Nous, Front Patriotique des Forces Armées Togolaises (FPDFAT), nous
voulons mettre en garde tous les éléments des forces armées de notre
pays qui veulent une fois encore soutenir la dictature du régime du
général-sergent décédé le 5 février 2005, après la proclamation des
résultats des élections contre la victoire du peuple.

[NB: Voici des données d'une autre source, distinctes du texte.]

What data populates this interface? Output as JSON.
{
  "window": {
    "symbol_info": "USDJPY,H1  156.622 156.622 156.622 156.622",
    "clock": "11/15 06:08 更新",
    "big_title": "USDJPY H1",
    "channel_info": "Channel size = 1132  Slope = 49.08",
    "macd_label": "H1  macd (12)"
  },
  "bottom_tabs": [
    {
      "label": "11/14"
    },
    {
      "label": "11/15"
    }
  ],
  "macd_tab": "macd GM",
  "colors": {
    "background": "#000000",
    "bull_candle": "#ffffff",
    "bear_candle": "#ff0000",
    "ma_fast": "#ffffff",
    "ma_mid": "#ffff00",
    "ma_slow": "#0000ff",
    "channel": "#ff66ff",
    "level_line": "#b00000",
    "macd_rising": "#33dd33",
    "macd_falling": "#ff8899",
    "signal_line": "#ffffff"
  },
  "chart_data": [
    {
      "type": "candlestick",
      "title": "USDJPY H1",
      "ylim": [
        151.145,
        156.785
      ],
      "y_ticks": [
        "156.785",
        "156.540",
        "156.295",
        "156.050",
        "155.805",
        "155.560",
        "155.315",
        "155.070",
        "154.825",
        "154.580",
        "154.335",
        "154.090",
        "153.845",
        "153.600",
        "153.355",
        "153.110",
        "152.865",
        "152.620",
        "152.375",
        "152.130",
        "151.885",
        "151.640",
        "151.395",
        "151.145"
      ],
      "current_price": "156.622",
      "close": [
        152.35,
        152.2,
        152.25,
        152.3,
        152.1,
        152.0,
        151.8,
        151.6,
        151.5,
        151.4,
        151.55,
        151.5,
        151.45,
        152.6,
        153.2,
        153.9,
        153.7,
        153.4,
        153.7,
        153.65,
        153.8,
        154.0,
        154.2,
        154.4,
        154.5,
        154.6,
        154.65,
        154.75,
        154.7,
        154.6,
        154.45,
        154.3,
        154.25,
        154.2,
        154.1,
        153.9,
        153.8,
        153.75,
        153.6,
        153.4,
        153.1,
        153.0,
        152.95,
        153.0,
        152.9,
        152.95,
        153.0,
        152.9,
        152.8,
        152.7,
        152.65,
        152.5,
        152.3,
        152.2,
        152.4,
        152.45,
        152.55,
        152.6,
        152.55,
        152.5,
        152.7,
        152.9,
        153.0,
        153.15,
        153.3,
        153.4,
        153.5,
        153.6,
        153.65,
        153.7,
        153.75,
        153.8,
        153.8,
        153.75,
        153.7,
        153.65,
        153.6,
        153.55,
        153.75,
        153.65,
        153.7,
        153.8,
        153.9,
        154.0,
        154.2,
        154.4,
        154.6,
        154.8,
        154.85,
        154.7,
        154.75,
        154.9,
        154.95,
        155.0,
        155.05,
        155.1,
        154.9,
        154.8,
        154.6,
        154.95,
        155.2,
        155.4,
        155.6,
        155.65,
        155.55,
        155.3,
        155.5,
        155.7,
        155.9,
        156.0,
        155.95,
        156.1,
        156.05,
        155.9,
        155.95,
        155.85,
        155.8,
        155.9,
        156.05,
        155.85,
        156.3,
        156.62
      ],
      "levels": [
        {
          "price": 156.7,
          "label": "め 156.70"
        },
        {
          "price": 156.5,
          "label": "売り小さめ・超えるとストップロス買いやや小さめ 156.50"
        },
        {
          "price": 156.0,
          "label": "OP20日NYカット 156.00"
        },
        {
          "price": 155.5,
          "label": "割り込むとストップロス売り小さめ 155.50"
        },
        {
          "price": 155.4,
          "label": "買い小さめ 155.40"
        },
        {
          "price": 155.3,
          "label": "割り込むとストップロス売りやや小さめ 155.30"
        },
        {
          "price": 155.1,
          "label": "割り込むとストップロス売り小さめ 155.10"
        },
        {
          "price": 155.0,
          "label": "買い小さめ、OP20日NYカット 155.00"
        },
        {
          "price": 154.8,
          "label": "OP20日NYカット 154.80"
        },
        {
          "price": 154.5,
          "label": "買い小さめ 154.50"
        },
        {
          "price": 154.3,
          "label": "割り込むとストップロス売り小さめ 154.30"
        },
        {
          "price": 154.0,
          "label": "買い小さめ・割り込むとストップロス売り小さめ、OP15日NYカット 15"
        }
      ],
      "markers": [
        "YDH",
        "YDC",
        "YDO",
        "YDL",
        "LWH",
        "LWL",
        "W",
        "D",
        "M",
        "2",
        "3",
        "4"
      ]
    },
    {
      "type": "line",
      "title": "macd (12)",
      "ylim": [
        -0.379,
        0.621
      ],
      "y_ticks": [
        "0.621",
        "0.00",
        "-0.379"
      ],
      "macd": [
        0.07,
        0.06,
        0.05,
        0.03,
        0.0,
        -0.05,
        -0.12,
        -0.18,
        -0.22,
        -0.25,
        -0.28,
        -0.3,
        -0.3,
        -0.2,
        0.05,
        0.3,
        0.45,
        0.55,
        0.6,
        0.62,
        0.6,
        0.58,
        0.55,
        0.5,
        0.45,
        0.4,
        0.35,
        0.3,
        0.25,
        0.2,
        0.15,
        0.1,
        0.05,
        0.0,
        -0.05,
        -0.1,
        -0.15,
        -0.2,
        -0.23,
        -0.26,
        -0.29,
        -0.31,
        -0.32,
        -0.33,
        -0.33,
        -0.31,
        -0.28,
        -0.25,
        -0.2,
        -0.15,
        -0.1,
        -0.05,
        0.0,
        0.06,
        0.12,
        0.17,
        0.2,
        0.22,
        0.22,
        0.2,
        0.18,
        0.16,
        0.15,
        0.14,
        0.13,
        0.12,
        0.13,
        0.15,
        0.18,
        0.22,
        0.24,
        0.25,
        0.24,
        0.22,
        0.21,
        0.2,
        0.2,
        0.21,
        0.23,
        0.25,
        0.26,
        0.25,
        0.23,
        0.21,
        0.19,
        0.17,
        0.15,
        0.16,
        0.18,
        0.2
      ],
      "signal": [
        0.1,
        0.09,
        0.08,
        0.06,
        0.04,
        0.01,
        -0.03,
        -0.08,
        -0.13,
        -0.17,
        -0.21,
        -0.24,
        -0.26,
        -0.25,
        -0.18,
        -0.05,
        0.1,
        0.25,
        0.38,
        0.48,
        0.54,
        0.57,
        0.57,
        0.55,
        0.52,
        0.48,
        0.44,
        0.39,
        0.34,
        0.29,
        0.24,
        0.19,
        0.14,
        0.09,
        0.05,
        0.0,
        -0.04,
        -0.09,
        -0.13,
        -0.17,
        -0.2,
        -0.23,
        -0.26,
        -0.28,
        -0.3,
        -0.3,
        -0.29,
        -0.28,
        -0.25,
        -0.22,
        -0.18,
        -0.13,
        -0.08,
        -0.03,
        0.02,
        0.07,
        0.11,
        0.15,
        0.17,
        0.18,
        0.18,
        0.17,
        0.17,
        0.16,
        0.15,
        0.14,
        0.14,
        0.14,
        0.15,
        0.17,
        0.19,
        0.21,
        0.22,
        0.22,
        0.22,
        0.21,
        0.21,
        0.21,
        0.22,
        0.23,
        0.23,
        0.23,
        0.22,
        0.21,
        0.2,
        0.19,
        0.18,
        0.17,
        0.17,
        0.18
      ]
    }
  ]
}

Ce n’est pas parce que le chef de l’État s’est entouré de certains
éléments qui disposent des équipements, des armes et des clés de
l’arsenal qu’ils doivent se sentir au dessus des FAT. Un militaire bien
entraîné sait toujours se battre quelque soit l’armement qu’il a car, la
compétence ne se mesure pas en fonction de l’armement mais de
l’efficacité du militaire.
Nous soutenons le peuple togolais avec la dernière rigueur et nous
mettons en garde le pouvoir et ses amis contre toute tentative de
déstabilisation de notre armée, car elle a déjà assez payé de lourds
tributs dans les différentes purges organisées par le général-sergent.
Ainsi, nous déclarons aujourd’hui le mercenaire Debbasch: ennemi n°1
des FAT, pour avoir organisé et fait exécuter les assassinats
individuels ou de groupes qui ont frappé nos rangs.
Nous mettons en garde la hiérarchie militaire et tous les officiers
supérieurs de mettre fin au soutien et au renfort apporté au régime et
nous dénonçons également la mise à l’écart de certains éléments des FAT
organisée depuis un certain moment par certains individus.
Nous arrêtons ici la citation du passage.